FILE PHOTO: The Federal Reserve Bank of Boston's President and CEO Eric S. Rosengren speaks in New York, April 17, 2013. REUTERS/Keith Bedford/File Photo

(Reuters) - The Federal Reserve is exploring the technology that would be required to establish a central bank digital currency, but more research needs to be done before it would move forward with a currency, Boston Fed Bank President Eric Rosengren said on Wednesday.

"It is important to highlight that this is exploratory work, and any decision to move forward with such a currency would depend on a variety of factors beyond the technological feasibility and implementation," Rosengren said in remarks prepared for a virtual event organized by Harvard Law School.

A central bank digital currency could improve financial inclusion, reduce the cost of cross-border financial transactions and provide more flexibility for implementing monetary policy, he said.

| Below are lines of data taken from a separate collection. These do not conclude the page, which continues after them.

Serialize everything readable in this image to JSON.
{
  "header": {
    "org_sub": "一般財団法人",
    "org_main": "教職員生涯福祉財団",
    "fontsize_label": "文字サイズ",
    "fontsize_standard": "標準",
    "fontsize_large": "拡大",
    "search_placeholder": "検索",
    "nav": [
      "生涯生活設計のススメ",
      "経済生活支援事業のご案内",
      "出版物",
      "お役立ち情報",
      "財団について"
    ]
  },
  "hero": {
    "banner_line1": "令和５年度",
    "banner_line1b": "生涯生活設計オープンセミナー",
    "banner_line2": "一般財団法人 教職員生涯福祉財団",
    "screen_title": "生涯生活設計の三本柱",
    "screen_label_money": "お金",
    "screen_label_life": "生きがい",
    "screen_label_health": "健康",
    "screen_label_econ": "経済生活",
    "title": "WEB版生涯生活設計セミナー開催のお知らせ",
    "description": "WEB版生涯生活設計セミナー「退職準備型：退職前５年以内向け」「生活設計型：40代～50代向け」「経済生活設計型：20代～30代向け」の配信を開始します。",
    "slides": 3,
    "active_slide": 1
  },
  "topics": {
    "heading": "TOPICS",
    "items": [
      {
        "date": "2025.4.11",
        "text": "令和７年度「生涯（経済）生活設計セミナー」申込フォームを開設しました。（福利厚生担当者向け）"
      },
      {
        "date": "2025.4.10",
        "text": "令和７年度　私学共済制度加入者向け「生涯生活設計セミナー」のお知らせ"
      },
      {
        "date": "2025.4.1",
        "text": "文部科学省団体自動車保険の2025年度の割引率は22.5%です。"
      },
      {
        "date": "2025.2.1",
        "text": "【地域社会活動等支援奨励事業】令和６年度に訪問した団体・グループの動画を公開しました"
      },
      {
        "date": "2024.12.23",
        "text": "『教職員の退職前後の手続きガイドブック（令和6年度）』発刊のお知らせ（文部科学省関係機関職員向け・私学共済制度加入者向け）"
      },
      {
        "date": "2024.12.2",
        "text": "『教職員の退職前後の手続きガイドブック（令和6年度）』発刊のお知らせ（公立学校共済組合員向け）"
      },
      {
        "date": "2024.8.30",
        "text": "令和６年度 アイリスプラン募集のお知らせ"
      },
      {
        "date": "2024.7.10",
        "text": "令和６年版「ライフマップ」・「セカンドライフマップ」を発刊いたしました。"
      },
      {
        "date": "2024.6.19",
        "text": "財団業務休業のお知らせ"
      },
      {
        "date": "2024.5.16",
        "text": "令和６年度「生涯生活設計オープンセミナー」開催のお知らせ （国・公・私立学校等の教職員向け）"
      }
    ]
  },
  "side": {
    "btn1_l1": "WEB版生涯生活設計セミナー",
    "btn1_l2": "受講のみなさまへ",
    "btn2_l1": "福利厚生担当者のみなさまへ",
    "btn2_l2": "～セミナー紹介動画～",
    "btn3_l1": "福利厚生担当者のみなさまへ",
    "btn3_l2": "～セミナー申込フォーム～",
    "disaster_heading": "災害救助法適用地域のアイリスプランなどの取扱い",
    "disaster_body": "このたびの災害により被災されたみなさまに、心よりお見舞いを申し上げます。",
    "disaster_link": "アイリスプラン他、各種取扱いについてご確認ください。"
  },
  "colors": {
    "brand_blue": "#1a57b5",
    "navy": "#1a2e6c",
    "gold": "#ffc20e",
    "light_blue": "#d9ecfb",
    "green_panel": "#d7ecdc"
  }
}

But Fed officials would need to fully consider the policy implications and trade-offs that come with using a digital currency, including possible threats to financial stability, Rosengren said.

The Boston Fed is doing research on the technology that could be used to create a hypothetical digital currency through a joint project with MIT’s Digital Currency Initiative.

They plan to release a white paper and open source code early in the third quarter of this year, and later phases of the research project will focus on privacy, anti-money laundering and other issues.

"It is important to understand what problems a central bank digital currency is being designed to solve, and whether other technologies could more cheaply or efficiently address those problems," Rosengren said.